Historic landmark commission approves certificate of appropriateness for Royal Arch Masonic Lodge in downtown Austin

The proposal includes the addition of a roughly 30-story tower atop the Royal Arch Masonic Lodge in downtown Austin. Courtesy City of Austin
The proposal includes the addition of a roughly 30-story tower atop the Royal Arch Masonic Lodge in downtown Austin. Courtesy City of Austin

The proposal includes the addition of a roughly 30-story tower atop the Royal Arch Masonic Lodge in downtown Austin. Courtesy City of Austin

The city of Austin Historic Landmark Commission voted 6-4 to approve a certificate of appropriateness—a prerequisite for building permits on historic sites—for a roughly 30-story addition to the Royal Arch Masonic Lodge at 311 W. Seventh St. at an Oct. 28 meeting.

Built in 1926 and designated a historic landmark in 2000, the Arch Masonic building is operated by local chapter of Freemasons.

“We want to see the building go up,” said Carl Sizemore, guard for the local chapter, explaining that otherwise the building is likely to fall into further disrepair.

Stone Development and architecture firms Rhode Partners and Clayton & Little proposed a three-story glass atrium and high-rise tower atop the existing building, which will be restored during the construction process.

The vote arrived after a series of postponements and requests from commissioners to ensure the addition aligns with historic preservation standards.


“[City] staff throughout this [process] has been a little bit hesitant, actually not just a little bit—about the precedent that we are setting here in Austin considering that we have a number of low-rise historic landmarks in the downtown area,” Historic Preservation Officer Steve Sadowsky told commissioners.

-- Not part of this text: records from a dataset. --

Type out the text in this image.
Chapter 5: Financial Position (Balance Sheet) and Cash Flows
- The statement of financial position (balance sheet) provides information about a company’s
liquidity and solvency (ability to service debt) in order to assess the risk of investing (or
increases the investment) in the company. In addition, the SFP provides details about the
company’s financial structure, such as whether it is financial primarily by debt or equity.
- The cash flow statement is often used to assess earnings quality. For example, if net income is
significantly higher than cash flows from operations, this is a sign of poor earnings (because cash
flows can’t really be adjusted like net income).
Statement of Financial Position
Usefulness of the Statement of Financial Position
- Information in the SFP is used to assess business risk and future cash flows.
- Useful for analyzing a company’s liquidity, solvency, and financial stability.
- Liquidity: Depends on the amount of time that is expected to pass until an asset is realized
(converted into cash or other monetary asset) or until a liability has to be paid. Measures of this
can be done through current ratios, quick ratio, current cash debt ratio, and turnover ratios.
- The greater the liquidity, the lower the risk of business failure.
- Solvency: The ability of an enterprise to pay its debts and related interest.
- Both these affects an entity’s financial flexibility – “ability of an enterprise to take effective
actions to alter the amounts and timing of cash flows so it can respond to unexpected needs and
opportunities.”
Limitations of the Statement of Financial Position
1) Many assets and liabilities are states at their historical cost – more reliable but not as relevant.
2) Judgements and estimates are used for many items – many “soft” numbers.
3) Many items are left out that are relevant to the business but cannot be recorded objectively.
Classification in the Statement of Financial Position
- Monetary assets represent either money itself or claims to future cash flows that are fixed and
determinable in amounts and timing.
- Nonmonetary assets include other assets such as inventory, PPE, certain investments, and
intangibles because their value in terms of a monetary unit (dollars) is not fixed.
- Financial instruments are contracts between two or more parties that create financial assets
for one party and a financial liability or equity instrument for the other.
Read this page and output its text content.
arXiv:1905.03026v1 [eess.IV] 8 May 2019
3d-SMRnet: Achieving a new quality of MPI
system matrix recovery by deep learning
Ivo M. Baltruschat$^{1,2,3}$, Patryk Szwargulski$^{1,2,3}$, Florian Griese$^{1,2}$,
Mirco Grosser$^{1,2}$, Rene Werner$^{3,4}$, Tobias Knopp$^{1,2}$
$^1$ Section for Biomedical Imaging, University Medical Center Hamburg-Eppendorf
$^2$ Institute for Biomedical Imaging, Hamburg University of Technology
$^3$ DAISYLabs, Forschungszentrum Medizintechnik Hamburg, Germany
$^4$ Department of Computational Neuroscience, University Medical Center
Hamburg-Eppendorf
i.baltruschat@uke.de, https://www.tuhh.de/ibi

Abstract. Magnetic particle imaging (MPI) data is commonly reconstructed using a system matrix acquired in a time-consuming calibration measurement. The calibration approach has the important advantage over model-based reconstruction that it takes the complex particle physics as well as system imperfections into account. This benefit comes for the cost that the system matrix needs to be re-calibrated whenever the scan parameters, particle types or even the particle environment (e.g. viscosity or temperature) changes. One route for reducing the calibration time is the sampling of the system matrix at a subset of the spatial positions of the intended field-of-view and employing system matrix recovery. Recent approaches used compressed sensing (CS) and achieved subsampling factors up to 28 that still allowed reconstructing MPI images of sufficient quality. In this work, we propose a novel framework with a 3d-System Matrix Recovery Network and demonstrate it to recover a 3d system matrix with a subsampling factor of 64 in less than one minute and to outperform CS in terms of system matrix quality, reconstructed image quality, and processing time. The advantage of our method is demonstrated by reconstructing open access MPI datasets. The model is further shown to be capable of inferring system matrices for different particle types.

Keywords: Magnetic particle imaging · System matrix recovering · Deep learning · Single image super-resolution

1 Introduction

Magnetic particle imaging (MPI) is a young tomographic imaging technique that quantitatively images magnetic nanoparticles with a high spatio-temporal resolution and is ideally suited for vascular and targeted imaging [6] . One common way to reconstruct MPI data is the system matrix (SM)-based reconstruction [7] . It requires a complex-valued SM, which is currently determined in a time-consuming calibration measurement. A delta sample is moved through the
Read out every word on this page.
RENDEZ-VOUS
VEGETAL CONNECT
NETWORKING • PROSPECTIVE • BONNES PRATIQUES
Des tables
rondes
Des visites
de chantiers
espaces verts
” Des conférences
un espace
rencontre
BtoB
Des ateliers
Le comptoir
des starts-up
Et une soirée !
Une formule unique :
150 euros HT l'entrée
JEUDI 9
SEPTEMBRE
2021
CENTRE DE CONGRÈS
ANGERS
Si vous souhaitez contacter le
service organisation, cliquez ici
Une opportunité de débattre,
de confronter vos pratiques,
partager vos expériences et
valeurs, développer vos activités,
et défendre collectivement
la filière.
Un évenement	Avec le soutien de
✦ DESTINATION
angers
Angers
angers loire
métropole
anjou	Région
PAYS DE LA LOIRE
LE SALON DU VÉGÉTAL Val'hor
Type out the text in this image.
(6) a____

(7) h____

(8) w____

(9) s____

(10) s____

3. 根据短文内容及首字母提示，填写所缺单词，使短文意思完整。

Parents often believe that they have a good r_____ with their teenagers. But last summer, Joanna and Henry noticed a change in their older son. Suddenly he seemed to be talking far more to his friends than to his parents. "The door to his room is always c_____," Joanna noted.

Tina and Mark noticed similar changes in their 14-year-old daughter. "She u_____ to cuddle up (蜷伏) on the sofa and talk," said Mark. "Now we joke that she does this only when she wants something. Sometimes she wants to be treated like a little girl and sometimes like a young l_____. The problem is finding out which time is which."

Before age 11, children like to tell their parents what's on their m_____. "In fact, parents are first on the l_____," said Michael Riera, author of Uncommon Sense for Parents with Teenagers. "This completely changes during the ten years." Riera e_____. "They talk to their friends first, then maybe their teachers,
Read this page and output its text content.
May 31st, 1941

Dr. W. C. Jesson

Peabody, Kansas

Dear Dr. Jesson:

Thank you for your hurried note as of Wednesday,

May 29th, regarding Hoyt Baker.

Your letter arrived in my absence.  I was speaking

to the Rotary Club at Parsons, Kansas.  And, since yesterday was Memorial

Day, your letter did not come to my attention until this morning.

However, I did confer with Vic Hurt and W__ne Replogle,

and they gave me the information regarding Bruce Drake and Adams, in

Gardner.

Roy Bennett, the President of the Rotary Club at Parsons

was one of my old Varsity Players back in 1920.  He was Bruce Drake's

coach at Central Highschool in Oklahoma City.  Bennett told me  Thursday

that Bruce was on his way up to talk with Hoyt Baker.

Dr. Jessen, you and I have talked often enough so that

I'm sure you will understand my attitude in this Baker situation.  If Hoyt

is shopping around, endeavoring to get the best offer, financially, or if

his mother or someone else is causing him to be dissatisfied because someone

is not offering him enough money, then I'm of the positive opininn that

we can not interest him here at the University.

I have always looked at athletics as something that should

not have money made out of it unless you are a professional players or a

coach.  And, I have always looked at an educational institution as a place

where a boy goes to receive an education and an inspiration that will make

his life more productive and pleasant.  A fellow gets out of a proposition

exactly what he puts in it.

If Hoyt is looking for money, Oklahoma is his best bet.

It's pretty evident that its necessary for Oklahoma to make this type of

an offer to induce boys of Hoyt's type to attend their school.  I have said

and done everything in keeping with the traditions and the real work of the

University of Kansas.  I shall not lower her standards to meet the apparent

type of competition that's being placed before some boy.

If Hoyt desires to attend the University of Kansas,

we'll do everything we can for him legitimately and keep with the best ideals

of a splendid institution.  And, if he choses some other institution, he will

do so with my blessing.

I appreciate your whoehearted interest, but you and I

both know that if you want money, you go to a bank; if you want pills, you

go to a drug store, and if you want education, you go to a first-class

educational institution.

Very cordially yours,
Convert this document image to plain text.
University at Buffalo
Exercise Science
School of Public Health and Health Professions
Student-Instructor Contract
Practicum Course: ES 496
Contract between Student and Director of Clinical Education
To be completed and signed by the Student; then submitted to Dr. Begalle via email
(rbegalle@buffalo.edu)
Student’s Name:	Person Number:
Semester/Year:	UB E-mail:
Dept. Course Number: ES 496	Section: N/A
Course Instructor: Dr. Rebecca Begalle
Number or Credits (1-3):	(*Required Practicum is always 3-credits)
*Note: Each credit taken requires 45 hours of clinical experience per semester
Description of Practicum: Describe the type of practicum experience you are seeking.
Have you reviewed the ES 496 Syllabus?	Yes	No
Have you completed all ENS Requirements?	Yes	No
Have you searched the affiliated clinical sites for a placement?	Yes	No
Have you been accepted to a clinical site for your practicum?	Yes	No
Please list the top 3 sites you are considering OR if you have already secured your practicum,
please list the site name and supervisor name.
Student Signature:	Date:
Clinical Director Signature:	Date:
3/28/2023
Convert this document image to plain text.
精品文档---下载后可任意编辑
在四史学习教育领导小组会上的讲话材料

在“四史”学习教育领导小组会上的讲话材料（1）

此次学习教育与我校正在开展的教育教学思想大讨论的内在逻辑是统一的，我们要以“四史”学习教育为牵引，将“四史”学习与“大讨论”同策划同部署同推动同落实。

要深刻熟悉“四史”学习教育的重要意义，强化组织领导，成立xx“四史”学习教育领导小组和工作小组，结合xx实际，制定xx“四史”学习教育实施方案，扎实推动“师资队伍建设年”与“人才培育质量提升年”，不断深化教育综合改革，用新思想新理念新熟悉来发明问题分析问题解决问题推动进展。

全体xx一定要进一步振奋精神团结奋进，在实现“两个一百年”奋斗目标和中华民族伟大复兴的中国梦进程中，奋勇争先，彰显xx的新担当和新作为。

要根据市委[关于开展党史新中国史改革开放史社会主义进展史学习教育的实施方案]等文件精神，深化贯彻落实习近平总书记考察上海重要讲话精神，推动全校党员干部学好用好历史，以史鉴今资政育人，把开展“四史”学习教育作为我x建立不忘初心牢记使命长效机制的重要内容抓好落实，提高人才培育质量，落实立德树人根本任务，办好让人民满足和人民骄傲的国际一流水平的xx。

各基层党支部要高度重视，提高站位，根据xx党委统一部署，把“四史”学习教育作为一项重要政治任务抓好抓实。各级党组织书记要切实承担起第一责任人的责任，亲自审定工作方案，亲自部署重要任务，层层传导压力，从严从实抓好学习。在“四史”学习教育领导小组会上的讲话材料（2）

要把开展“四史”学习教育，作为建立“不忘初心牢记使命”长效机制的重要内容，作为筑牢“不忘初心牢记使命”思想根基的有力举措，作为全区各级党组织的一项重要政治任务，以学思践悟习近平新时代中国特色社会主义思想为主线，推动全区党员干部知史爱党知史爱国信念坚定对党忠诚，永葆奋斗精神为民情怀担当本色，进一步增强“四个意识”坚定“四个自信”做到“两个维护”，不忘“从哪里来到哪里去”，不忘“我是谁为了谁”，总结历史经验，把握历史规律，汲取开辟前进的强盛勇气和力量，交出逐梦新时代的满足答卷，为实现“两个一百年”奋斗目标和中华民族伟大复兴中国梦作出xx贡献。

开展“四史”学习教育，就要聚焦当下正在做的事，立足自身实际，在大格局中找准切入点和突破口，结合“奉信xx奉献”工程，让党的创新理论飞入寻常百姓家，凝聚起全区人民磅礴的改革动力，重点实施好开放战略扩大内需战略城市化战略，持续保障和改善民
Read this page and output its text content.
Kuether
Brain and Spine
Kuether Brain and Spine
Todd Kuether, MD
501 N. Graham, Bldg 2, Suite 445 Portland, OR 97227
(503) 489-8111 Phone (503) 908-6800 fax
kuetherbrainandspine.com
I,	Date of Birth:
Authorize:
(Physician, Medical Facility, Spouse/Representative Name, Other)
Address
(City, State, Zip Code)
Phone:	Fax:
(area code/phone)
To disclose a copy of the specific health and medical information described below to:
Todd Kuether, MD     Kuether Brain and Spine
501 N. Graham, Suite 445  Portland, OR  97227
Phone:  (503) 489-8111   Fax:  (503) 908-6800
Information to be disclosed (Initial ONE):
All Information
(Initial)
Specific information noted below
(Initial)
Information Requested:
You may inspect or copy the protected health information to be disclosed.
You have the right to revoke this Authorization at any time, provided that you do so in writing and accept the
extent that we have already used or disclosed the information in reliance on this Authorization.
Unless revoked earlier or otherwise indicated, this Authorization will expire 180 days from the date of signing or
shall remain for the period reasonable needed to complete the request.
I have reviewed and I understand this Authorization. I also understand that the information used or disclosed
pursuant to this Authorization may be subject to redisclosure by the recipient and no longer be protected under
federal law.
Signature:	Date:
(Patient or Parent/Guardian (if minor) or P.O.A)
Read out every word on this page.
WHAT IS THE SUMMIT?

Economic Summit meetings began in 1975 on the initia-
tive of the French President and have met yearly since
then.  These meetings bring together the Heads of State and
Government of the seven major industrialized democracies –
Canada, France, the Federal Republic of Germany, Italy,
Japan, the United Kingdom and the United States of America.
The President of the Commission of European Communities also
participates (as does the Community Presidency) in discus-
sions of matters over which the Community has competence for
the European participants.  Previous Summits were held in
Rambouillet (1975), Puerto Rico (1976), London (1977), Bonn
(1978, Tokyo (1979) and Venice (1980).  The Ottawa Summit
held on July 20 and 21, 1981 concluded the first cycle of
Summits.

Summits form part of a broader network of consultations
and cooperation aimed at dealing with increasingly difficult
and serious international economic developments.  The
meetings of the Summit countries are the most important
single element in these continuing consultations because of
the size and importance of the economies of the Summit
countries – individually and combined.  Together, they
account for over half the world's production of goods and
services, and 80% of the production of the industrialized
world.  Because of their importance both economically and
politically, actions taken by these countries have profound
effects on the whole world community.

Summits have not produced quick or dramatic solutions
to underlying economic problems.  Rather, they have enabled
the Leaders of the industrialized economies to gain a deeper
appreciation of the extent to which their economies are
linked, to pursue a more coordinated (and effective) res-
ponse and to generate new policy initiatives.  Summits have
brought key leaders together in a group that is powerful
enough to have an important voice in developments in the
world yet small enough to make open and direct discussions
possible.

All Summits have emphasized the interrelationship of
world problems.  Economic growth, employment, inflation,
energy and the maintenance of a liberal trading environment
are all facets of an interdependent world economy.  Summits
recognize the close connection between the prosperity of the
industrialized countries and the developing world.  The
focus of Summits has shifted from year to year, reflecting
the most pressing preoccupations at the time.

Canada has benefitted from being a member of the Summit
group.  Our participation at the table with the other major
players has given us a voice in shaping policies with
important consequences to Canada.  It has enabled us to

Ultimately, however, staff recommended that commissioners approve the certificate of appropriateness for the project as proposed.

“[The applicants have] taken great pains to preserve the exterior walls and the look of the historic landmark,” Sadowsky said.

Commissioner Kevin Koch called the project “divisive” but voted to support awarding the certificate because of the developer’s commitment to restoring both the exterior and interior of the existing building.

“It’s not ideal, but given the ownership and the desire to maintain this ownership and the location and the value of the property and all these extenuating circumstances, [they] lead me to believe this is a reasonable alteration to the building,” Koch said.

Commissioners said they would continue to maintain a close watch on the project as it progresses.